Une conjoncture nationale favorable
«En dépit des effets inédits générés par la crise et le repli de l’économie mondiale, l’économie nationale connaît une embellie significative». C’est par ces termes que le souverain a tenu les efforts de résilience consentis depuis le début de la pandémie et rassurer sur la situation économique du pays. Cet optimisme annoncé s’explique par les indicateurs au vert de la conjoncture au titre de 2021, comparés à ceux de certains pays voisins, qui enregistrent notamment des niveaux supérieurs d’inflation et de pression sur les réserves en devise.
En effet, la croissance économique devrait dépasser les 5,5%, un taux jamais réalisé depuis des années, mais également un des plus élevés de la région MENA et en Afrique. Ce taux de croissance permet à la richesse nationale de revenir pratiquement à son niveau d’avant la crise épidémique du Covid-19.
Aujourd’hui et grâce à une gestion réussie de la crise sanitaire, particulièrement le bon déroulement de la campagne vaccinale, aux mesures de soutien aux entreprises et aux catégories affectées, ainsi qu’au plan de relance lancé sur instructions du roi Mohammed VI, les moteurs de l’économie marocaine sont en reprise, à l’exception -conjoncture internationale oblige – du secteur du tourisme et des secteurs connexes.

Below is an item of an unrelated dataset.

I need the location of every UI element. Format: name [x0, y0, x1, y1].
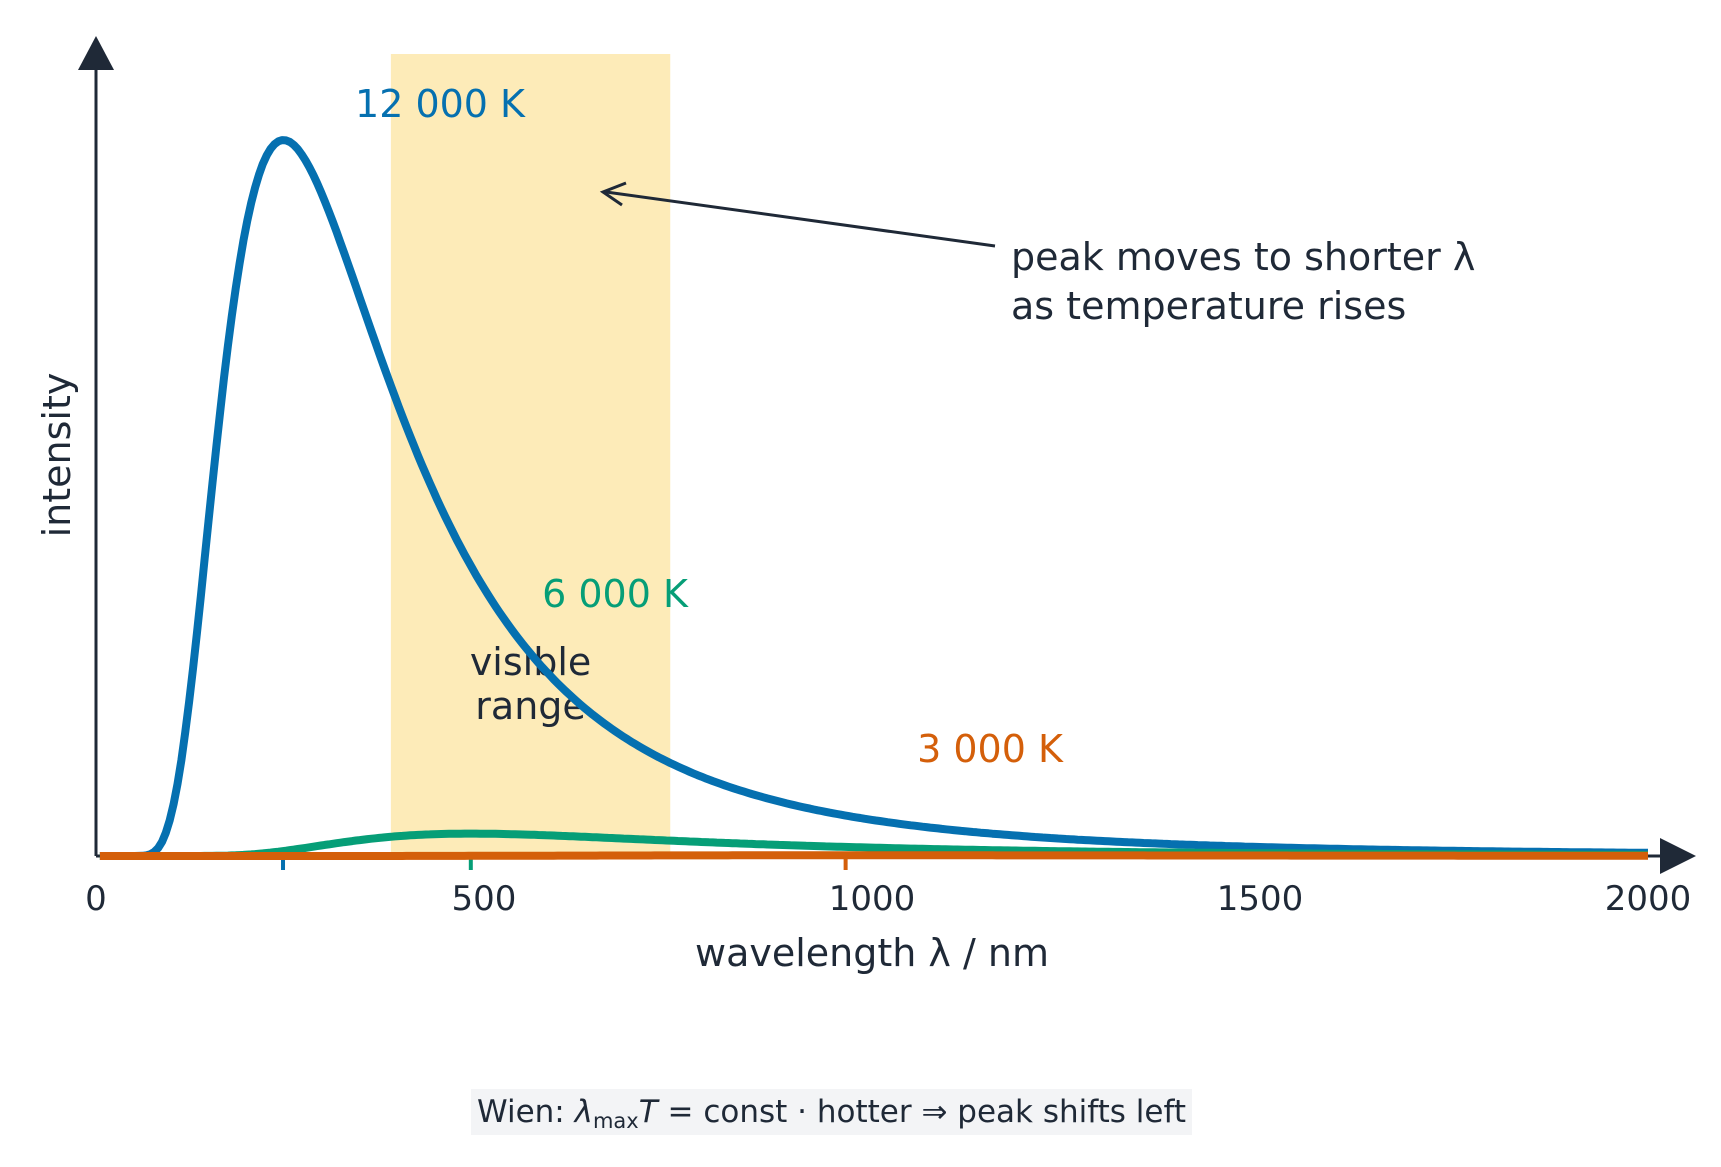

Indicateur important de confiance dans l’économie marocaine, le flux des IDE a connu une croissance importante à fin août 2021 (de 16%, selon l’Office de change). Il en est de même des transferts des MRE qui ont connu un niveau record de 46%. Les réserves en devise, elles, se situent ainsi à un niveau confortable, équivalent à sept mois d’importations.
Les chiffres cités vendredi dernier dans le discours du souverain marocain, et bien d’autres, sont autant d’indicateurs qui doivent inciter à l’optimisme et à la confiance, doublés de davantage de volontarisme et de prise d’initiative de la part des acteurs économiques.
Le moment n’est donc pas à l’attentisme et aux analyses pessimistes qui laminent la confiance. Il est plus que jamais, celui de prendre l’initiative, d’investir et de saisir les nouvelles dynamiques et opportunités du monde post-Covid. Comme le soulignera le souverain marocain, « dans ce contexte positif, nous devons demeurer réalistes et poursuivre notre action avec responsabilité et patriotisme, loin de tout pessimisme et à l’écart d’une certaine rhétorique négativiste».